Sounds great, but: does it work? It's no secret that there's a lot of hype, about big data, so much so that a recent article by Tim Harford on the FT was asking "Big Data: are we making a big mistake?". In short, the author's point was that too often researchers consider as causation something that is "just" correlation. Whilst you can still make some valid assumptions based only on correlation, without knowing the cause of a certain phenomenon, the risk of giving faulty explanations is high. The fact that a variable is associated to another, in itself doesn't mean anything. You might think that Google searches about "flu" are correlated to the geographic spread of the disease (people who are ill and search for information) but, as Harford points out, it could just mean that the news full of scary stories about flu in December 2012 provoked internet searches by people who were healthy. Or that Google’s own search algorithm moved the goalposts when it began automatically suggesting diagnoses when people entered medical symptoms. So, I asked Heeke: what are the limits of the Big Data approach and how can we make sure there are no misunderstandings?

"Big Data is a bit of a hype now," he says, "and may have created unrealistic expectations, but it's certainly not a mistake to leverage it responsibly. I have seen many cases where data has been transformational and well applied. The emphasis is on "well applied", There are risks of mishandling data and creating unrealistic expectations with careless handling.

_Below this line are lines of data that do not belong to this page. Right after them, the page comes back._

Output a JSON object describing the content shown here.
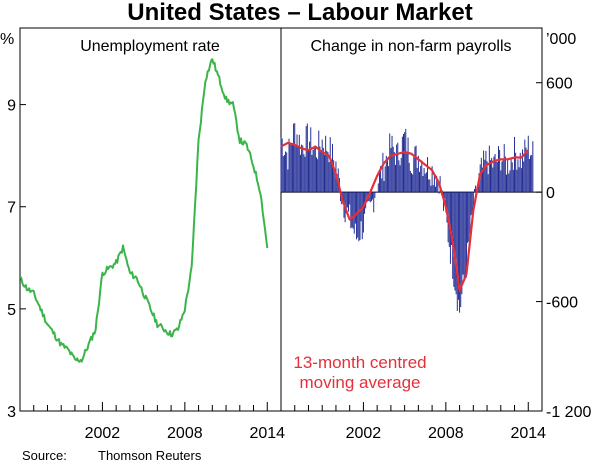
{
  "title": "United States – Labour Market",
  "source_label": "Source:",
  "source_value": "Thomson Reuters",
  "colors": {
    "unemployment_line": "#3bb54a",
    "payroll_bars": "#1f2a93",
    "moving_average_line": "#e5303a",
    "axis": "#000000"
  },
  "chart_data": [
    {
      "type": "line",
      "title": "Unemployment rate",
      "unit_label": "%",
      "y_axis_side": "left",
      "ylim": [
        3,
        10.5
      ],
      "y_ticks": [
        3,
        5,
        7,
        9
      ],
      "y_tick_labels": [
        "3",
        "5",
        "7",
        "9"
      ],
      "y_top_label": "%",
      "xlim": [
        1996.0,
        2015.0
      ],
      "x_ticks": [
        2002,
        2008,
        2014
      ],
      "x_tick_labels": [
        "2002",
        "2008",
        "2014"
      ],
      "series": [
        {
          "name": "Unemployment rate",
          "x": [
            1996.0,
            1996.5,
            1997.0,
            1997.5,
            1998.0,
            1998.5,
            1999.0,
            1999.5,
            2000.0,
            2000.5,
            2001.0,
            2001.5,
            2002.0,
            2002.5,
            2003.0,
            2003.5,
            2004.0,
            2004.5,
            2005.0,
            2005.5,
            2006.0,
            2006.5,
            2007.0,
            2007.5,
            2008.0,
            2008.5,
            2009.0,
            2009.5,
            2010.0,
            2010.5,
            2011.0,
            2011.5,
            2012.0,
            2012.5,
            2013.0,
            2013.5,
            2014.0
          ],
          "values": [
            5.6,
            5.4,
            5.3,
            5.0,
            4.7,
            4.5,
            4.3,
            4.2,
            4.0,
            4.0,
            4.3,
            4.6,
            5.7,
            5.8,
            5.9,
            6.2,
            5.7,
            5.6,
            5.3,
            5.0,
            4.7,
            4.6,
            4.5,
            4.6,
            5.0,
            5.8,
            8.3,
            9.5,
            9.9,
            9.5,
            9.1,
            9.0,
            8.3,
            8.2,
            7.8,
            7.3,
            6.2
          ]
        }
      ]
    },
    {
      "type": "bar",
      "title": "Change in non-farm payrolls",
      "unit_label": "'000",
      "y_axis_side": "right",
      "ylim": [
        -1200,
        900
      ],
      "y_ticks": [
        -1200,
        -600,
        0,
        600
      ],
      "y_tick_labels": [
        "-1 200",
        "-600",
        "0",
        "600"
      ],
      "y_top_label": "’000",
      "xlim": [
        1996.0,
        2015.0
      ],
      "x_ticks": [
        2002,
        2008,
        2014
      ],
      "x_tick_labels": [
        "2002",
        "2008",
        "2014"
      ],
      "annotation": "13-month centred moving average",
      "annotation_lines": [
        "13-month centred",
        "moving average"
      ],
      "series": [
        {
          "name": "Change in non-farm payrolls",
          "x": [
            1996.0,
            1996.5,
            1997.0,
            1997.5,
            1998.0,
            1998.5,
            1999.0,
            1999.5,
            2000.0,
            2000.5,
            2001.0,
            2001.5,
            2002.0,
            2002.5,
            2003.0,
            2003.5,
            2004.0,
            2004.5,
            2005.0,
            2005.5,
            2006.0,
            2006.5,
            2007.0,
            2007.5,
            2008.0,
            2008.5,
            2009.0,
            2009.5,
            2010.0,
            2010.5,
            2011.0,
            2011.5,
            2012.0,
            2012.5,
            2013.0,
            2013.5,
            2014.0,
            2014.4
          ],
          "values": [
            300,
            200,
            350,
            250,
            300,
            220,
            280,
            240,
            150,
            -50,
            -150,
            -250,
            -180,
            -100,
            50,
            150,
            250,
            200,
            300,
            180,
            200,
            150,
            120,
            80,
            -150,
            -400,
            -650,
            -400,
            -100,
            100,
            180,
            150,
            200,
            150,
            220,
            180,
            250,
            200
          ]
        },
        {
          "name": "13-month centred moving average",
          "x": [
            1996.0,
            1996.5,
            1997.0,
            1997.5,
            1998.0,
            1998.5,
            1999.0,
            1999.5,
            2000.0,
            2000.5,
            2001.0,
            2001.5,
            2002.0,
            2002.5,
            2003.0,
            2003.5,
            2004.0,
            2004.5,
            2005.0,
            2005.5,
            2006.0,
            2006.5,
            2007.0,
            2007.5,
            2008.0,
            2008.5,
            2009.0,
            2009.5,
            2010.0,
            2010.5,
            2011.0,
            2011.5,
            2012.0,
            2012.5,
            2013.0,
            2013.5,
            2014.0
          ],
          "values": [
            250,
            270,
            260,
            240,
            230,
            250,
            220,
            200,
            100,
            -50,
            -150,
            -120,
            -80,
            0,
            90,
            160,
            200,
            210,
            220,
            210,
            180,
            150,
            120,
            50,
            -80,
            -270,
            -540,
            -450,
            -100,
            100,
            150,
            170,
            180,
            180,
            190,
            190,
            230
          ]
        }
      ]
    }
  ]
}
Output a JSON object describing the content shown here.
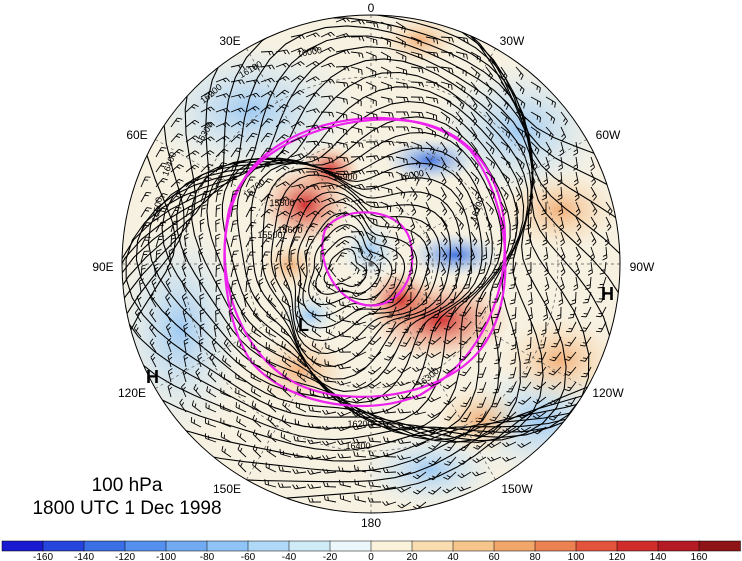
{
  "title": {
    "level": "100 hPa",
    "time": "1800 UTC 1 Dec 1998"
  },
  "longitude_labels": [
    "0",
    "30W",
    "60W",
    "90W",
    "120W",
    "150W",
    "180",
    "150E",
    "120E",
    "90E",
    "60E",
    "30E"
  ],
  "pressure_labels": {
    "high": "H",
    "low": "L"
  },
  "contour_labels": [
    "16400",
    "16300",
    "16200",
    "16100",
    "16000",
    "15900",
    "15800",
    "15700",
    "15600",
    "15500",
    "16500",
    "16400",
    "16300",
    "16200",
    "16100",
    "16000"
  ],
  "colorbar": {
    "ticks": [
      "-160",
      "-140",
      "-120",
      "-100",
      "-80",
      "-60",
      "-40",
      "-20",
      "0",
      "20",
      "40",
      "60",
      "80",
      "100",
      "120",
      "140",
      "160"
    ],
    "colors": [
      "#1a1ad0",
      "#2545dd",
      "#3b6fe6",
      "#5590ee",
      "#72abf2",
      "#91c4f6",
      "#b0d9f8",
      "#d0ebf8",
      "#ecf7fb",
      "#fbf2dc",
      "#f9ddb0",
      "#f6c58b",
      "#f1a66a",
      "#ec8152",
      "#e3543c",
      "#d02c2c",
      "#b41b24",
      "#8e1418"
    ]
  },
  "style": {
    "jet_contour_color": "#ee22ee",
    "contour_color": "#000000"
  }
}
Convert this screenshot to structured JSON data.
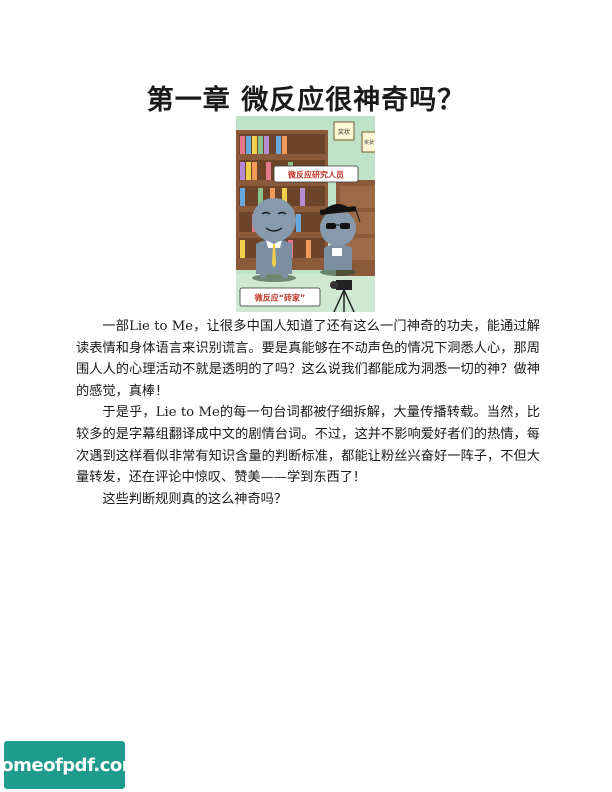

Data is an amazing tool but needs to be understood in the context of the issue. It's like flying: with properly licensed and trained pilots, aviation is safe".

As for making mistakes, "The word 'mistake,' the researcher adds, "suggests that we have a choice of using big data or not, I don't think we have that choice. We are enjoying the benefits of big data on a daily basis, often without realizing it. Predictive analytics is making many parts of our life more efficient and I wish there was more of it in the social sector. Big Data is a bit of a misnomer and suggests that quantity by itself is an advantage. Unfortunately, many big data sources are very noisy, e.g. Twitter feeds. Quality of data is more important than quantity".

What scientists (and journalists) should do is seriously question any dataset before investing time into analysis: is the data plausible? How was it collected? Is the data really useful and relevant to solve the problem? With that in mind and with a good understanding of the real-life context, you can put data to good use, and increase the chances of achieving your goals.